Luego de cumplir unos meses de prisión y jurar sobre la Cons­titución de la República que jamás volvería a dilapidar los recursos del estado cubano, Tita volvió a su trabajo como dentista. Con mucho esfuerzo pudo comprar un cuartico en La Habana Vieja (que estaba comindaon, yunó, como ahora, ifyunoguaraimín). Al principio Tita estaba muy contenta y puso fotos del Ché y de Fidel en las paredes (¿qué iba a hacer?, yunó, es el Comandante, yunó an so sorry). Trabajaba en La Habana Vieja, e iba caminando a la clínica. Estaba cómoda, tenía casa por primera vez en la vida, amigos y un novio maravilloso. Tenía hasta teléfono público en el piso (a unos pasitos de mi habitación, yunó, estaba divina, lo que se dice divina, lo tenía todo, todo, era lo máximo, ¿a qué más po­día aspirar una dentista como yo, nacida y criada en el socialismo cubano?, yunó).

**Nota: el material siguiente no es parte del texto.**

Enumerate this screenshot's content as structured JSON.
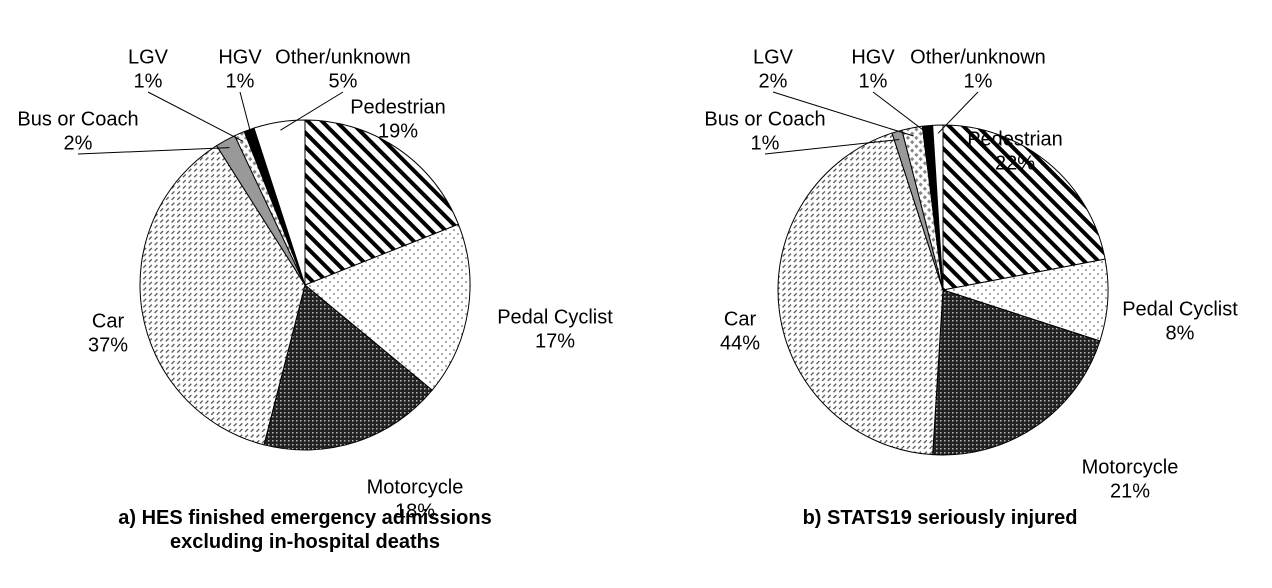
{
  "chart_data": [
    {
      "type": "pie",
      "title": "a) HES finished emergency admissions excluding in-hospital deaths",
      "categories": [
        "Pedestrian",
        "Pedal Cyclist",
        "Motorcycle",
        "Car",
        "Bus or Coach",
        "LGV",
        "HGV",
        "Other/unknown"
      ],
      "values": [
        19,
        17,
        18,
        37,
        2,
        1,
        1,
        5
      ],
      "value_labels": [
        "19%",
        "17%",
        "18%",
        "37%",
        "2%",
        "1%",
        "1%",
        "5%"
      ]
    },
    {
      "type": "pie",
      "title": "b) STATS19 seriously injured",
      "categories": [
        "Pedestrian",
        "Pedal Cyclist",
        "Motorcycle",
        "Car",
        "Bus or Coach",
        "LGV",
        "HGV",
        "Other/unknown"
      ],
      "values": [
        22,
        8,
        21,
        44,
        1,
        2,
        1,
        1
      ],
      "value_labels": [
        "22%",
        "8%",
        "21%",
        "44%",
        "1%",
        "2%",
        "1%",
        "1%"
      ]
    }
  ]
}
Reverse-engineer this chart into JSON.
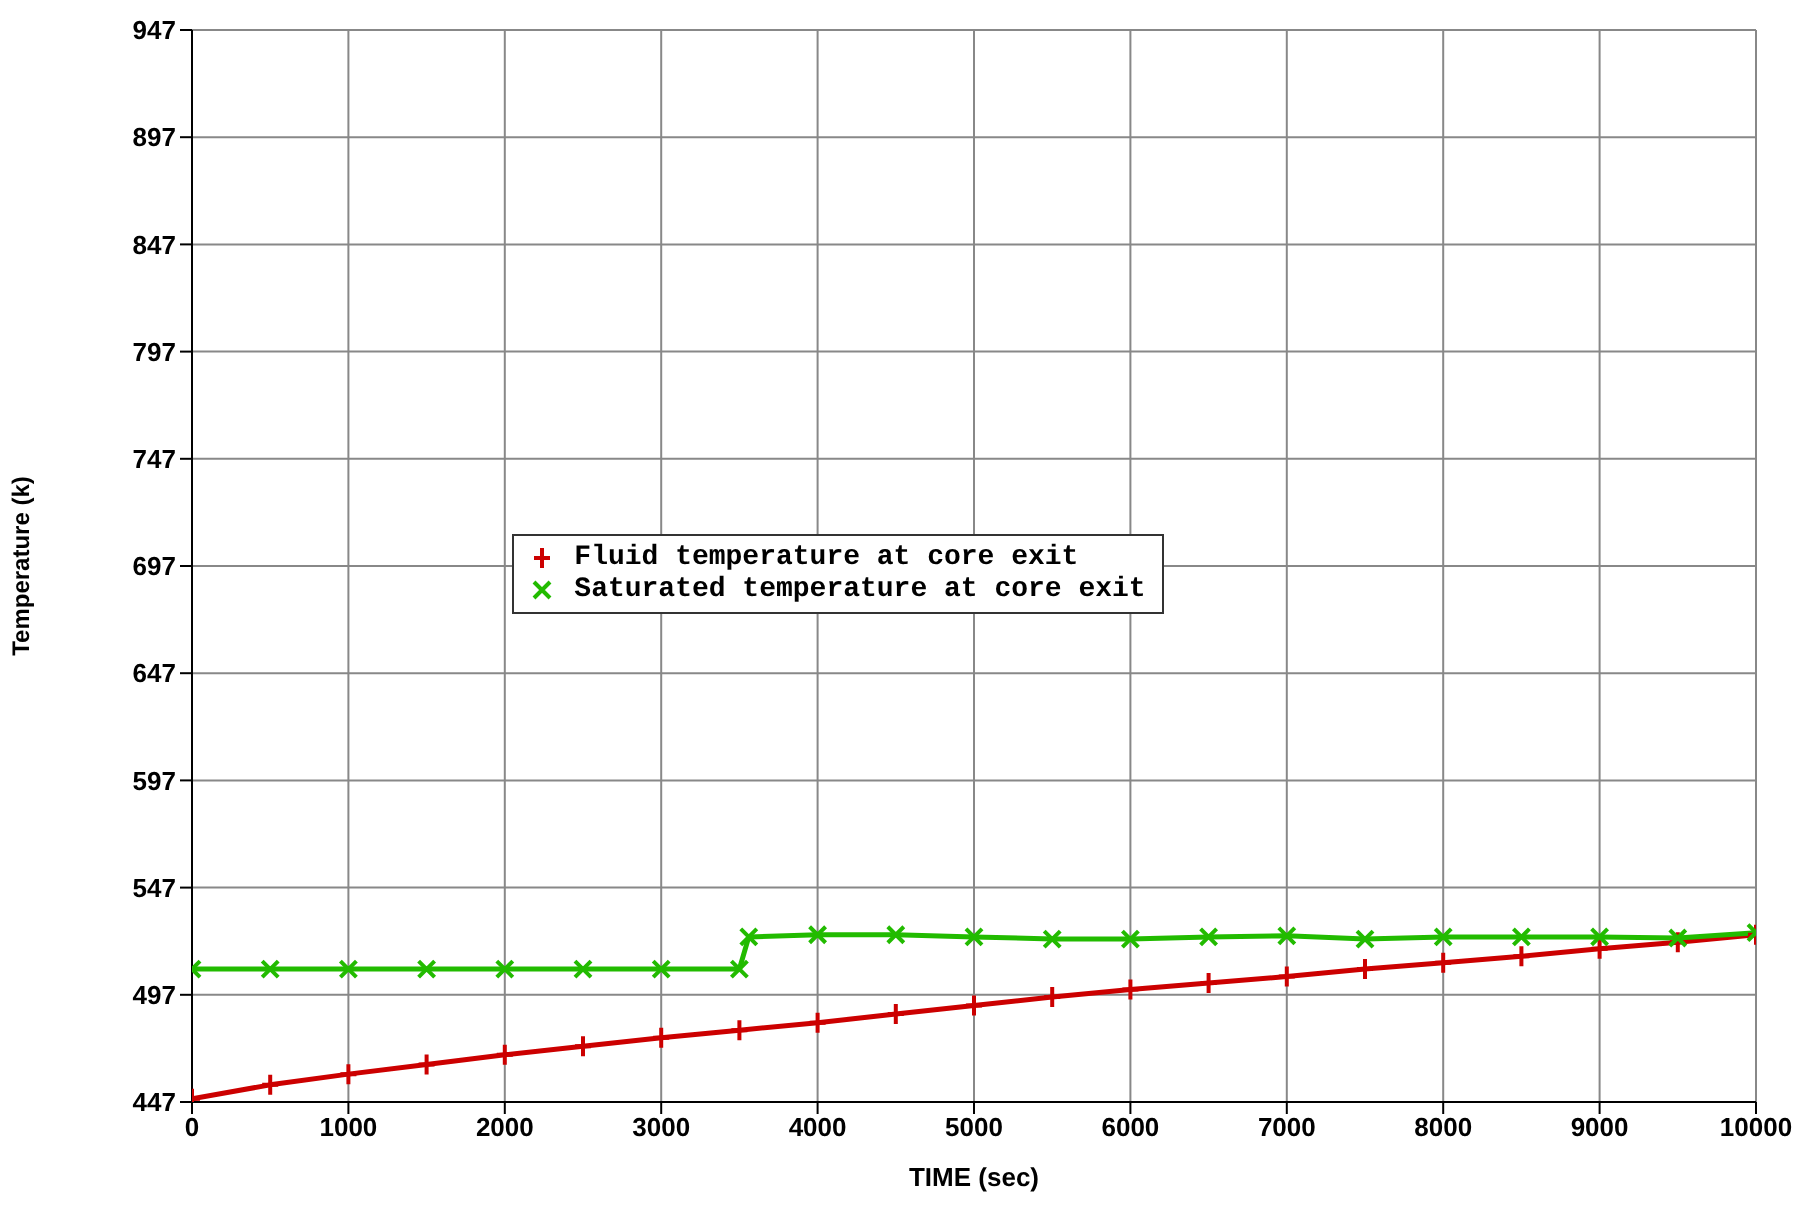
{
  "chart_data": {
    "type": "line",
    "xlabel": "TIME (sec)",
    "ylabel": "Temperature (k)",
    "xlim": [
      0,
      10000
    ],
    "xticks": [
      0,
      1000,
      2000,
      3000,
      4000,
      5000,
      6000,
      7000,
      8000,
      9000,
      10000
    ],
    "ylim": [
      447,
      947
    ],
    "yticks": [
      447,
      497,
      547,
      597,
      647,
      697,
      747,
      797,
      847,
      897,
      947
    ],
    "grid": true,
    "legend": "center",
    "series": [
      {
        "name": "Fluid temperature at core exit",
        "color": "#cc0000",
        "marker": "cross",
        "x": [
          0,
          500,
          1000,
          1500,
          2000,
          2500,
          3000,
          3500,
          4000,
          4500,
          5000,
          5500,
          6000,
          6500,
          7000,
          7500,
          8000,
          8500,
          9000,
          9500,
          10000
        ],
        "values": [
          448.5,
          455,
          460,
          464.5,
          469,
          473,
          477,
          480.5,
          484,
          488,
          492,
          496,
          499.5,
          502.5,
          505.5,
          509,
          512,
          515,
          518.5,
          521.5,
          525
        ]
      },
      {
        "name": "Saturated temperature at core exit",
        "color": "#22bb00",
        "marker": "cross",
        "x": [
          0,
          500,
          1000,
          1500,
          2000,
          2500,
          3000,
          3500,
          3560,
          4000,
          4500,
          5000,
          5500,
          6000,
          6500,
          7000,
          7500,
          8000,
          8500,
          9000,
          9500,
          10000
        ],
        "values": [
          509,
          509,
          509,
          509,
          509,
          509,
          509,
          509,
          524,
          525,
          525,
          524,
          523,
          523,
          524,
          524.5,
          523,
          524,
          524,
          524,
          523.5,
          526
        ]
      }
    ]
  }
}
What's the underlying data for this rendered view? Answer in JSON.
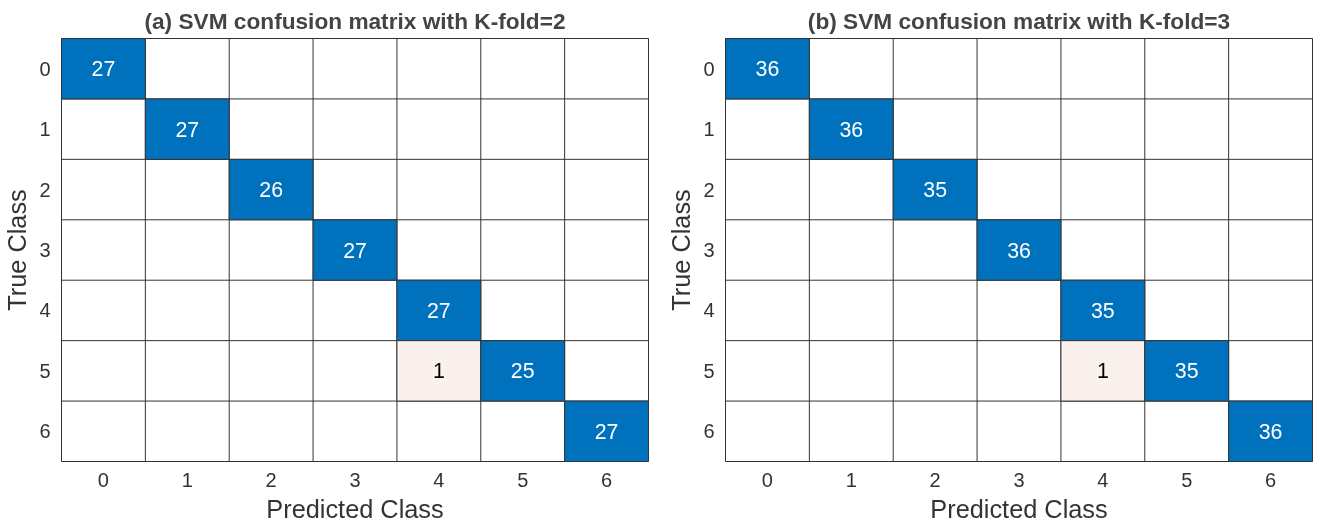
{
  "chart_data": [
    {
      "type": "heatmap",
      "data_labels": true,
      "title": "(a) SVM confusion matrix with K-fold=2",
      "xlabel": "Predicted Class",
      "ylabel": "True Class",
      "categories": [
        "0",
        "1",
        "2",
        "3",
        "4",
        "5",
        "6"
      ],
      "y_categories": [
        "0",
        "1",
        "2",
        "3",
        "4",
        "5",
        "6"
      ],
      "cells": [
        [
          27,
          null,
          null,
          null,
          null,
          null,
          null
        ],
        [
          null,
          27,
          null,
          null,
          null,
          null,
          null
        ],
        [
          null,
          null,
          26,
          null,
          null,
          null,
          null
        ],
        [
          null,
          null,
          null,
          27,
          null,
          null,
          null
        ],
        [
          null,
          null,
          null,
          null,
          27,
          null,
          null
        ],
        [
          null,
          null,
          null,
          null,
          1,
          25,
          null
        ],
        [
          null,
          null,
          null,
          null,
          null,
          null,
          27
        ]
      ]
    },
    {
      "type": "heatmap",
      "data_labels": true,
      "title": "(b) SVM confusion matrix with K-fold=3",
      "xlabel": "Predicted Class",
      "ylabel": "True Class",
      "categories": [
        "0",
        "1",
        "2",
        "3",
        "4",
        "5",
        "6"
      ],
      "y_categories": [
        "0",
        "1",
        "2",
        "3",
        "4",
        "5",
        "6"
      ],
      "cells": [
        [
          36,
          null,
          null,
          null,
          null,
          null,
          null
        ],
        [
          null,
          36,
          null,
          null,
          null,
          null,
          null
        ],
        [
          null,
          null,
          35,
          null,
          null,
          null,
          null
        ],
        [
          null,
          null,
          null,
          36,
          null,
          null,
          null
        ],
        [
          null,
          null,
          null,
          null,
          35,
          null,
          null
        ],
        [
          null,
          null,
          null,
          null,
          1,
          35,
          null
        ],
        [
          null,
          null,
          null,
          null,
          null,
          null,
          36
        ]
      ]
    }
  ]
}
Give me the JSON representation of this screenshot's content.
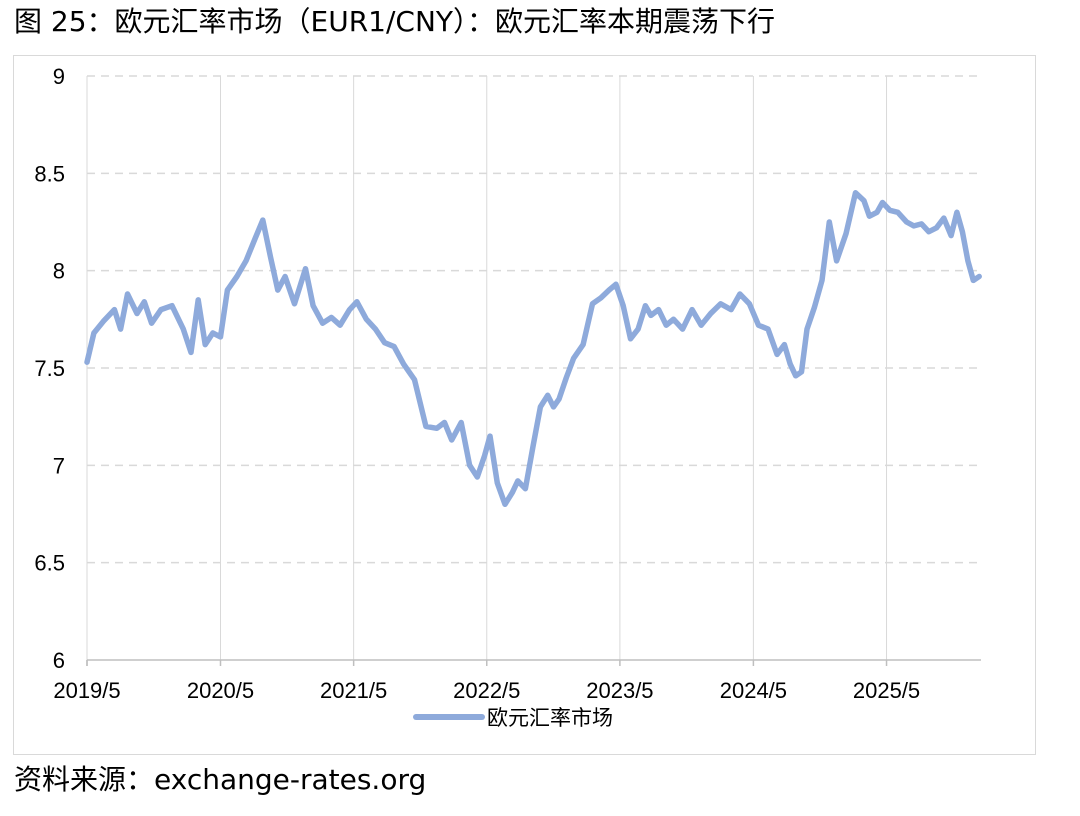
{
  "figure": {
    "title": "图 25：欧元汇率市场（EUR1/CNY）：欧元汇率本期震荡下行",
    "source": "资料来源：exchange-rates.org"
  },
  "colors": {
    "series": "#8eaadb",
    "grid": "#d9d9d9",
    "axis": "#bfbfbf"
  },
  "chart_data": {
    "type": "line",
    "ylim": [
      6,
      9
    ],
    "yticks": [
      "6",
      "6.5",
      "7",
      "7.5",
      "8",
      "8.5",
      "9"
    ],
    "ytick_values": [
      6,
      6.5,
      7,
      7.5,
      8,
      8.5,
      9
    ],
    "xticks": [
      "2019/5",
      "2020/5",
      "2021/5",
      "2022/5",
      "2023/5",
      "2024/5",
      "2025/5"
    ],
    "xlim": [
      "2019-05-01",
      "2026-01-15"
    ],
    "grid": "horizontal dashed",
    "legend": "bottom-center",
    "series": [
      {
        "name": "欧元汇率市场",
        "x": [
          "2019-05-01",
          "2019-05-20",
          "2019-06-15",
          "2019-07-15",
          "2019-08-01",
          "2019-08-20",
          "2019-09-15",
          "2019-10-05",
          "2019-10-25",
          "2019-11-20",
          "2019-12-20",
          "2020-01-20",
          "2020-02-10",
          "2020-03-01",
          "2020-03-20",
          "2020-04-10",
          "2020-05-01",
          "2020-05-20",
          "2020-06-15",
          "2020-07-10",
          "2020-08-05",
          "2020-08-25",
          "2020-09-15",
          "2020-10-05",
          "2020-10-25",
          "2020-11-20",
          "2020-12-20",
          "2021-01-10",
          "2021-02-05",
          "2021-03-01",
          "2021-03-25",
          "2021-04-20",
          "2021-05-10",
          "2021-06-05",
          "2021-06-30",
          "2021-07-25",
          "2021-08-20",
          "2021-09-15",
          "2021-10-15",
          "2021-11-15",
          "2021-12-15",
          "2022-01-05",
          "2022-01-25",
          "2022-02-20",
          "2022-03-15",
          "2022-04-05",
          "2022-04-25",
          "2022-05-10",
          "2022-05-30",
          "2022-06-20",
          "2022-07-10",
          "2022-07-25",
          "2022-08-15",
          "2022-09-05",
          "2022-09-25",
          "2022-10-15",
          "2022-10-31",
          "2022-11-15",
          "2022-12-05",
          "2022-12-25",
          "2023-01-20",
          "2023-02-15",
          "2023-03-10",
          "2023-04-01",
          "2023-04-20",
          "2023-05-10",
          "2023-05-30",
          "2023-06-20",
          "2023-07-10",
          "2023-07-25",
          "2023-08-15",
          "2023-09-05",
          "2023-09-25",
          "2023-10-20",
          "2023-11-15",
          "2023-12-10",
          "2024-01-05",
          "2024-02-01",
          "2024-03-01",
          "2024-03-25",
          "2024-04-20",
          "2024-05-15",
          "2024-06-10",
          "2024-07-05",
          "2024-07-25",
          "2024-08-10",
          "2024-08-25",
          "2024-09-10",
          "2024-09-25",
          "2024-10-15",
          "2024-11-05",
          "2024-11-25",
          "2024-12-15",
          "2025-01-10",
          "2025-02-05",
          "2025-02-28",
          "2025-03-15",
          "2025-04-05",
          "2025-04-20",
          "2025-05-10",
          "2025-06-01",
          "2025-06-25",
          "2025-07-15",
          "2025-08-05",
          "2025-08-25",
          "2025-09-15",
          "2025-10-05",
          "2025-10-25",
          "2025-11-10",
          "2025-11-25",
          "2025-12-10",
          "2025-12-25",
          "2026-01-10"
        ],
        "values": [
          7.53,
          7.68,
          7.74,
          7.8,
          7.7,
          7.88,
          7.78,
          7.84,
          7.73,
          7.8,
          7.82,
          7.7,
          7.58,
          7.85,
          7.62,
          7.68,
          7.66,
          7.9,
          7.97,
          8.05,
          8.17,
          8.26,
          8.07,
          7.9,
          7.97,
          7.83,
          8.01,
          7.82,
          7.73,
          7.76,
          7.72,
          7.8,
          7.84,
          7.75,
          7.7,
          7.63,
          7.61,
          7.52,
          7.44,
          7.2,
          7.19,
          7.22,
          7.13,
          7.22,
          7.0,
          6.94,
          7.05,
          7.15,
          6.91,
          6.8,
          6.86,
          6.92,
          6.88,
          7.1,
          7.3,
          7.36,
          7.3,
          7.34,
          7.45,
          7.55,
          7.62,
          7.83,
          7.86,
          7.9,
          7.93,
          7.82,
          7.65,
          7.7,
          7.82,
          7.77,
          7.8,
          7.72,
          7.75,
          7.7,
          7.8,
          7.72,
          7.78,
          7.83,
          7.8,
          7.88,
          7.83,
          7.72,
          7.7,
          7.57,
          7.62,
          7.52,
          7.46,
          7.48,
          7.7,
          7.81,
          7.95,
          8.25,
          8.05,
          8.19,
          8.4,
          8.36,
          8.28,
          8.3,
          8.35,
          8.31,
          8.3,
          8.25,
          8.23,
          8.24,
          8.2,
          8.22,
          8.27,
          8.18,
          8.3,
          8.2,
          8.05,
          7.95,
          7.97
        ]
      }
    ]
  }
}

Pero como la felicidad es efímera, aún en el paraí­so socialista, Tita volvió a tener problemas. Rompió su juramento, no el hipocrático, sino el teocrático, y volvió a malversar los recur­sos que tan generosamente el estado había puesto a su disposición. Tita abusó de la generosidad y del perdón estatales. Sí, eso había dicho el juez durante el juicio.

—Todavía la gente de La Habana Vieja me conoce como La Abusadora Estatal. Es náiz, yunó, que los hombres te llamen abu­sadora, ifyunoguaraimín...

(continuará)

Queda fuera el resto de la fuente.